Gigantische Gehirne, kalkulierende Instrumente
Geschrieben am 25.06.2019 von HNF
„Giant Brains“ und „Calculating Instruments and Machines“ waren Sachbücher, die im Jahr 1949 erschienen. Sie erläuterten zum ersten Mal einem breiteren Publikum den Computer. Die riesigen Gehirne beschrieb der amerikanische Mathematiker Edmund Berkeley; die Rechengeräte und -maschinen schilderte der englische Physiker Douglas Hartree. Während Hartree der Analogtechnik viel Platz schenkte, hob Berkeley digitale Systeme hervor.
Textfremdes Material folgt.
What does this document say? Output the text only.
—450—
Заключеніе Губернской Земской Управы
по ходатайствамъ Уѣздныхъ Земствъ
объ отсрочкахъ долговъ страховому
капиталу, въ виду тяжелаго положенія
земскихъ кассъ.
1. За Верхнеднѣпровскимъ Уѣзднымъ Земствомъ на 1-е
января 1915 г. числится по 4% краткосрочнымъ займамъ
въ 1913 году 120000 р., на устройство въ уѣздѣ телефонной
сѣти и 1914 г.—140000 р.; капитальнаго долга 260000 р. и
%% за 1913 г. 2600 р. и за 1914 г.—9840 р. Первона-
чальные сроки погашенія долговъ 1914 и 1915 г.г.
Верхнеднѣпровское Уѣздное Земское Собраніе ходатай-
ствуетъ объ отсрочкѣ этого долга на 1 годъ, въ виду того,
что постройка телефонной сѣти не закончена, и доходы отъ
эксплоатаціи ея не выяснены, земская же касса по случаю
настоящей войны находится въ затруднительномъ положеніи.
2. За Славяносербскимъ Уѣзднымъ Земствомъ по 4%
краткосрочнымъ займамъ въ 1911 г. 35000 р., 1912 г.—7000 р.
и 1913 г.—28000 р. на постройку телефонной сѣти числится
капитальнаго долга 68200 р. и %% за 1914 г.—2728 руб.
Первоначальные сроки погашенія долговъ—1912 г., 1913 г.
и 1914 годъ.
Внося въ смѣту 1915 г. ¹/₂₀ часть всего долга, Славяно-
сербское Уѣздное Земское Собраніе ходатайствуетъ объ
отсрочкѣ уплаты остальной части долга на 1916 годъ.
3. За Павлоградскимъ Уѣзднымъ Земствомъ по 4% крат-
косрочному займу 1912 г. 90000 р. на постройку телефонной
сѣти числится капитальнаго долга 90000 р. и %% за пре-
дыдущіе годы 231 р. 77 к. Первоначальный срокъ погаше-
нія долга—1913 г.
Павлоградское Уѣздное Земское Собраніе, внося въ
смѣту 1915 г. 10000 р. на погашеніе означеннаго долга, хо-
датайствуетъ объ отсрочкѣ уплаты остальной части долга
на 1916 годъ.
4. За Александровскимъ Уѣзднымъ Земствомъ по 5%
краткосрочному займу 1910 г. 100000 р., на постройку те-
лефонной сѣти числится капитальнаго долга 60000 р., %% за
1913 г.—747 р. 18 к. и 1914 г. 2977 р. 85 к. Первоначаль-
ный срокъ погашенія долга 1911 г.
„This book is intended for eveyone“ – dieses Buch ist für jeden gedacht. Der Satz steht im Vorwort von „Giant Brains, or Machines That Think“; geschrieben wurde er am 30. Juni 1949, in New York. Den Leser erreichten die Riesenhirne gegen Jahresende, die New York Times besprach sie am 11. Dezember 1949. Das Thema des Buchs war natürlich der Computer. Es zeigt uns heute, wie früh die neue Technik unters Volk gebracht wurde.
Der Autor des Werks hieß Edmund Berkeley. Er war eigentlich Mathematiker. 1909 in New York geboren, studierte er das Fach in Harvard; danach arbeitete er lange im Versicherungswesen. Im Zweiten Weltkrieg kam er als Reservist mit dem Computerpionier Howard Aiken in Kontakt und wirkte beim Bau seines Relaisrechner Harvard Mark II mit. Später hatte er dienstlich mit den ENIAC-Konstrukteuren John Presper Eckert und John Mauchly zu tun. Im Juli 1948 räumte Berkeley wegen allzu pazifistischer Ansichten sein Büro. Er wurde freier Schriftsteller.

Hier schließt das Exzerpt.